Cependant, cet avis est contraire à celui du ministre des finances publiques, Laurent Saint-Martin. Il a promptement critiqué les appelées « impostions exorbitantes » qu’il juge « inacceptables » et « irresponsables », en particulier lorsque le gouvernement cherche à « réduire significativement nos dépenses publiques ». Son homologue, le ministre de l’économie, Antoine Armand, a condamné sur le réseau social X, les « alliances opportunistes [qui] ont abouti à l’adoption de dizaines d’amendements pour toujours plus imposer les Français, au détriment de l’épargne des classes moyennes, de la mobilité professionnelle, de la transmission de nos commerces et de nos PME… En somme, ceci affecte notre vie quotidienne. »
La majorité relative n’a pas été en mesure de faire face à la situation
C’est donc sur cette prémisse que le débat sur le texte initial du gouvernement reprendra à l’Assemblée nationale. M. Saint-Martin sera présent à partir de lundi soir pour défendre ce projet, qu’il « sai[t] défendu par la majorité de l’Assemblée nationale ».
Cependant, la majorité relative a fait défaut en commission. Dès le début, elle n’a pas réussi à empêcher les votes en faveur d’une taxe permanente sur les hauts revenus, alors que le gouvernement voulait que ce soit « temporaire ». Elle n’a pas non plus réussi à modérer le resserrement des mesures concernant les rachats d’actions, le crédit d’impôt recherche ou le transporteur maritime CMA-CGM.
A plusieurs reprises, le bloc gouvernemental a tenté de rallier les groupes d’opposition à sa cause, comme le MoDem pour augmenter la « flat tax » sur les revenus du capital, ou Les Républicains pour remettre en place une « exit tax » visant à freiner l’exil fiscal, aussi efficace qu’à son lancement sous la présidence de Nicolas Sarkozy.
Cependant, la droite et le centre ont résisté à certaines propositions phares, notamment les augmentations de taxes sur l’électricité, les chaudières à gaz et les voitures à moteur thermique. Cet embrouillement a suscité l’inquiétude au sein même du RN. « Je ne distingue aucune harmonie entre les différents groupes qui soutiennent M. Barnier », a déclaré M. Tanguy lors du débat, regrettant l’incompréhension entourant l’orientation future du projet de budget.
La possibilité de la mise en œuvre du 49.3
Est-ce que le gouvernement est sûr de son propre plan ? Avant la commission, les ministres en poste à Bercy avaient promis d’amender leur proposition, en envisageant notamment une augmentation de la taxe sur les vols aériens et une extension du prêt à taux zéro pour l’immobilier.

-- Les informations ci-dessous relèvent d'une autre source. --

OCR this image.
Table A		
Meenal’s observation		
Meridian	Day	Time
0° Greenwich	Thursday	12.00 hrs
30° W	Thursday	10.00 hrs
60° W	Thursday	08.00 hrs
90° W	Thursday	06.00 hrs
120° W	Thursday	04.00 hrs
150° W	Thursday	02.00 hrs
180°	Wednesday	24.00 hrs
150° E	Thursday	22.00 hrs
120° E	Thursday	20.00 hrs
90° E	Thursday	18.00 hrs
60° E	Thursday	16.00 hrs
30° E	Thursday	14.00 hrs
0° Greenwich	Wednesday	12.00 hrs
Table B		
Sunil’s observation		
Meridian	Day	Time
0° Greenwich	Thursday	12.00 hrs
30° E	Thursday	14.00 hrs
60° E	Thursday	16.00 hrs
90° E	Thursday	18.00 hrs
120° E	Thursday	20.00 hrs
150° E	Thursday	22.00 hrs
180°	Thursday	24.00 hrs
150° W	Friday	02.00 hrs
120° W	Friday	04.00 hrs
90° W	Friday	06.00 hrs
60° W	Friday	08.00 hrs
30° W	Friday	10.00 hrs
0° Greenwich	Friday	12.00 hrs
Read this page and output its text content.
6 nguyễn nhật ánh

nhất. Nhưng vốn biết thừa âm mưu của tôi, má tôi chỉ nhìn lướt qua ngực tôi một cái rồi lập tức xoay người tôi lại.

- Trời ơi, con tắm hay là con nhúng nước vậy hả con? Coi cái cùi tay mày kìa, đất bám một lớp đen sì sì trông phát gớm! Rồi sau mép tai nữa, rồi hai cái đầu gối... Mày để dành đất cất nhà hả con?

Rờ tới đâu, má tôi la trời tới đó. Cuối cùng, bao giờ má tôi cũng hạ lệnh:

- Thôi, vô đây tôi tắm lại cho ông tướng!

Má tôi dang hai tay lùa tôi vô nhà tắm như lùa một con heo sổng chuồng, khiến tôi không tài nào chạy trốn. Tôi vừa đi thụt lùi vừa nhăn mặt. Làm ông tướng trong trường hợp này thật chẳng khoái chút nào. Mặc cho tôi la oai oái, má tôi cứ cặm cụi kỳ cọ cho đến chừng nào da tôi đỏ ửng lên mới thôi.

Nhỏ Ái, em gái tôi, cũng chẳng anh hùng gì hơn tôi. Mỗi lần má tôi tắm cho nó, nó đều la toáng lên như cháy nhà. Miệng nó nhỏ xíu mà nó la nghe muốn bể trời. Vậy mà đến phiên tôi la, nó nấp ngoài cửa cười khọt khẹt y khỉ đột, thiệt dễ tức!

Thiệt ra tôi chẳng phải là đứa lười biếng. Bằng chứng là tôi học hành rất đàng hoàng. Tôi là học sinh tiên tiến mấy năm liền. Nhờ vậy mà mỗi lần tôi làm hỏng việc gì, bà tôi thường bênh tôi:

Cependant, étant donné l’ampleur et le nombre de modifications votées depuis mercredi, l’option d’une imposition au parlement par le biais de l’article 49.3 pourrait rapidement se présenter, afin d’échapper à d’autres désillusions.
M. Barnier a confié au journal JDD qu’il favorisait l’expansion du débat parlementaire, mais n’a pas écarté l’adoption par le biais du 49.3, citant « l’obstruction potentielle de l’adoption du budget risquant de paralyser l’administration publique, de mettre en péril la gestion financière de l’État et d’endommager la crédibilité financière de la France. ».
M. Coquerel est persuadé que le gouvernement ne veut pas donner l’image d’un budget minoritaire et d’une majorité en péril. Dans le but de mettre l’exécutif au pied du mur et de proposer une motion de censure, l’insoumis semble écarter l’idée d’une motion de rejet qui empêcherait le débat.
Les Macronistes, quant à eux, se tiennent prêts à riposter contre toute menace sur l’emploi et le pouvoir d’achat des citoyens français, comme l’indique M. Amiel. Selon une source ministérielle, le gouvernement est prêt à tenir une session parlementaire à toute heure du jour et de la nuit si nécessaire.